Years of living with Carlos and this makes perfect sense to me.
The team begins to design and talk and share and riff off one another. They will each create their own look, but through embellishments and lace, they will create a cohesive look. It’s all very After School Special how well they get along.
Even a minor Val-Peach skirmish resulted in no hurt feelings and no bloodshed.
See, Peach wants some clarity on color choices and such, so that it’ll look like a collection and not just a collection of crap. Val just wants zippers and chains.
During Tim’s visit, he likes what he sees. He loves Mondo’s look, he likes Val’s zippers and chains; he helps Peach, and he calls Casanova out for being old.
And, like an old episode of Blossom where her boyfriend dumps her before the prom, Casanova runs from the workroom in tears.
He has his Diva Moment, and his team–Misfits With Hearts–comes to his side, each one trying to tell him that he’s good. But, says Casanova, I only design for old ladies, sluts and flamenco dancers.
True. I mean, isn’t that his aesthetic?
Lucky for Casanova I wasn’t in the room. And lucky for him Michael Drummond was; he actually, and I’m getting a little nauseous here, tells Casanova that his designs are….gag…..retch….hurl….”breathtaking.”
Yeah, Drummond, lying helps.
At least Val tells us that Casanova should “put his panties back on.”
But, in the end, it’s his model who gaives Casanove the courage to head back to the workroom. And he rips fabric and makes jokes and starts over.
And he comes through. In fact, they all come through. Their collection isn’t my favorite thing I’ve ever seen, but it’s very cool, very hip. Even Peach has made something that looks like a woman of today, and not a housewife from the 60s, would wear. It’s cohesive, yet each designer is represented.

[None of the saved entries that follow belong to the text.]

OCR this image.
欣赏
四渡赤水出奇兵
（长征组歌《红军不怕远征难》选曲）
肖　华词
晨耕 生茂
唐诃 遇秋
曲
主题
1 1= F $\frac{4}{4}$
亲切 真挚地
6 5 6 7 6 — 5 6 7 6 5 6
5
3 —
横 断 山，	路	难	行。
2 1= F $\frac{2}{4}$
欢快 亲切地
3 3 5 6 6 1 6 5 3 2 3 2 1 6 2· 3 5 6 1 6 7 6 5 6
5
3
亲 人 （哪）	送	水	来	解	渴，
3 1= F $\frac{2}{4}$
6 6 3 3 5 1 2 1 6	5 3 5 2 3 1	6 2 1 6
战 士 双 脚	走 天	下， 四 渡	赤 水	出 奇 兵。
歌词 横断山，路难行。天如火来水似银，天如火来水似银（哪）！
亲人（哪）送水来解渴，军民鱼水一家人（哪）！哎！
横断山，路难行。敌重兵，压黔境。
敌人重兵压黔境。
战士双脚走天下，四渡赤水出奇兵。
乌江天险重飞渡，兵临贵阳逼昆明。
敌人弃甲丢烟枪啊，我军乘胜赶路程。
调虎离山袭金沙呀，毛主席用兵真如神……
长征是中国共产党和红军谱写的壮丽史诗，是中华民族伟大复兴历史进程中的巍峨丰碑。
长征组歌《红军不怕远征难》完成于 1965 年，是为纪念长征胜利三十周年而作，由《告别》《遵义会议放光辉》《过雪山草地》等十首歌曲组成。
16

Gretchen offers mild praise, but then tells Christopher that they will win.
With nary a moment to breathe Heidi announces the winner is Team….drum roll….Military, and they all clap and hug, and laugh and cry, while Gretchen and The Superstars appear stunned. They are even more stunned when Heidi banishes them to the Waiting Room, where they continue to talk about how beautiful their collection is, and how well they worked together and how they should have won.
Shaddup already, losers.
On the runway, Heidi says Team Military is fun and flirty and has a spirit and beautiful color. Guest judge, designer and co-founder of Marchesa, Georgina Chapman, of the sinfully delicious British accent, credits them for letting their own voice shine through, yet creating a collection that works as a whole.
Gretchen, in the workroom: “The only ‘thing’ that made it a collection was the lace.” Then she calls it a PR first that their ‘collaboration,’ or should I say, colla-BORE-ation, doesn’t look like any one of them.
Yeah, that’s good Gretchen.
I have a few words for Team Luxe. I fundamentally do not understand your behavior and demeanor and affect on the runway. I don’t get it.I don’t know why you allowed Gretchen to manipulate, control and bully you. I don’t understand it. And AJ? You’ve taken the bullet and now I have to send you to the workroom to clean up your space.